I think he should have started with a family instead of a man. Just a man and woman would suffice. Now the purpose is survival, with the ultimate goal of continuing humankind. Go back to the absurd notion of the potato. A potato and two couples. Can they survive? Of course not. But they can work together to grow more potatoes for both couples. Here’s the essence for what kind of governing body should work in such a situation. What happens if there is not enough food for both couples to survive, or to survive for only a short time? With the first notion that everything is equal, everything is divided equally and all survive for as long as possible. With the second notion, one family gets rid of the other and survives twice as long. At first glance the first would seem more proper, because nobody is hurt. If survival were the only goal that would be fine. But survival alone is not the goal. The goal is continuity, in the form of children, in which case the second notion would be obvious, because in an extreme case where only one couple could survive to produce offspring, one would have to go.

Of course these are ridiculous propositions, but they illustrate the core issue, at least what I think the core issue is, that when you get right down to it, our concepts of what is necessary and what is luxury is skewed because humanity’s basic goal is not understood. This reminds me of one of the Star Trek movies, it was the second or third, in which Spock dies because to save himself he would endanger others. “The needs of the many outweighs the needs of the few, or the one” I think was the line.

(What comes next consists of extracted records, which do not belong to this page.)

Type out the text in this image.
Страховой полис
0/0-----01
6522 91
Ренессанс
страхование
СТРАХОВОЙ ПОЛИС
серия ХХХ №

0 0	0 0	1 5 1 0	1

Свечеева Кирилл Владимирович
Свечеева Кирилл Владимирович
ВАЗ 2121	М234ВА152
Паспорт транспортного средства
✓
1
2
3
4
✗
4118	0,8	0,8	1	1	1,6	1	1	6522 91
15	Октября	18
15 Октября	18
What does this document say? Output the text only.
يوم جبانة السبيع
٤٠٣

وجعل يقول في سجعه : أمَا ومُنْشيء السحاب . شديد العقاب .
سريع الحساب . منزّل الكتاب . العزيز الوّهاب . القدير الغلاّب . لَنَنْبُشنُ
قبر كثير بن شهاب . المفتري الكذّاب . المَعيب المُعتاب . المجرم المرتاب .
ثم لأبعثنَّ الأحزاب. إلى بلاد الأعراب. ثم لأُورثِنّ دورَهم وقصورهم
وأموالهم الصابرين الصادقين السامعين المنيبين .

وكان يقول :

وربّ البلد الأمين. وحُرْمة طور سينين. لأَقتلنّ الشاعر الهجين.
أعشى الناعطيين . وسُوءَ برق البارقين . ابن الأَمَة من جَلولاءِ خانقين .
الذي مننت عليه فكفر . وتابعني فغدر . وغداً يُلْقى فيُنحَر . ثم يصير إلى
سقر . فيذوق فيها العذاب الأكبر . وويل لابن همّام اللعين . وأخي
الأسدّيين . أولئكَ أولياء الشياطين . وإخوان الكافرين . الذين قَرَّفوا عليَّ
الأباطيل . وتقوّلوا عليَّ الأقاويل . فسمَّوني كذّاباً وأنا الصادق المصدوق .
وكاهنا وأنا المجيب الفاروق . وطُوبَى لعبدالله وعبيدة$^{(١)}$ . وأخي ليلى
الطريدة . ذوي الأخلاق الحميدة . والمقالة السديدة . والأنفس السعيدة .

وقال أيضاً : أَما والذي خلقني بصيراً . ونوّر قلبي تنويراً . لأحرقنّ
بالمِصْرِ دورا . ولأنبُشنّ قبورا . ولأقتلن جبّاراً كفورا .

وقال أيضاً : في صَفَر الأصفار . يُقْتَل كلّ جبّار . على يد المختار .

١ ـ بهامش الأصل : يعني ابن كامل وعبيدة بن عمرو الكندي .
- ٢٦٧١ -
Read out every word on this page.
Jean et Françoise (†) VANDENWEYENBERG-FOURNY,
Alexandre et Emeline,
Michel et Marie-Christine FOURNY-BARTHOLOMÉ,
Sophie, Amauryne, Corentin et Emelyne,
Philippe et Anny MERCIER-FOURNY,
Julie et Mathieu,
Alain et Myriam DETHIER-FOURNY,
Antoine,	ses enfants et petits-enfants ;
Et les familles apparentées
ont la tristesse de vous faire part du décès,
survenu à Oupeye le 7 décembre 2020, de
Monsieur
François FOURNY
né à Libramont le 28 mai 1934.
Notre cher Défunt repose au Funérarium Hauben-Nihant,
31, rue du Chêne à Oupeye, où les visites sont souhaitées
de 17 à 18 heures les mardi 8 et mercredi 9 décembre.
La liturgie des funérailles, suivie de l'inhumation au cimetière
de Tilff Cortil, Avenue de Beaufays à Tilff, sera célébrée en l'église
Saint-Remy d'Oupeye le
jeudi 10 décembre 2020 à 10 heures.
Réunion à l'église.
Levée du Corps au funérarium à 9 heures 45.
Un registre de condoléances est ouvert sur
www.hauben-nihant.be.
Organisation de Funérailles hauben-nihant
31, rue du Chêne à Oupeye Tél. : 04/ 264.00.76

Years later I thought about that line and how liberal it was idealistically. Digging deeper though the extreme views are clouded. In both scenarios with the two couples, they are both reasonable, the scenarios that is, depending on what the desired end result is. In my opinion, the future of the species, or consideration of such, is the defining truth of how things ought to be, what should be considered foremost when society and political theories are discussed.

I said earlier that basic failings are never discussed in political discourse. This really isn't true though. In fact, it is discussed often, but usually to discuss ways it can be capitalized on by those willing to do so. Machiavelli talks about it a lot, and justifies using the knowledge in extreme ways so long as the end is to achieve that which is good for the state.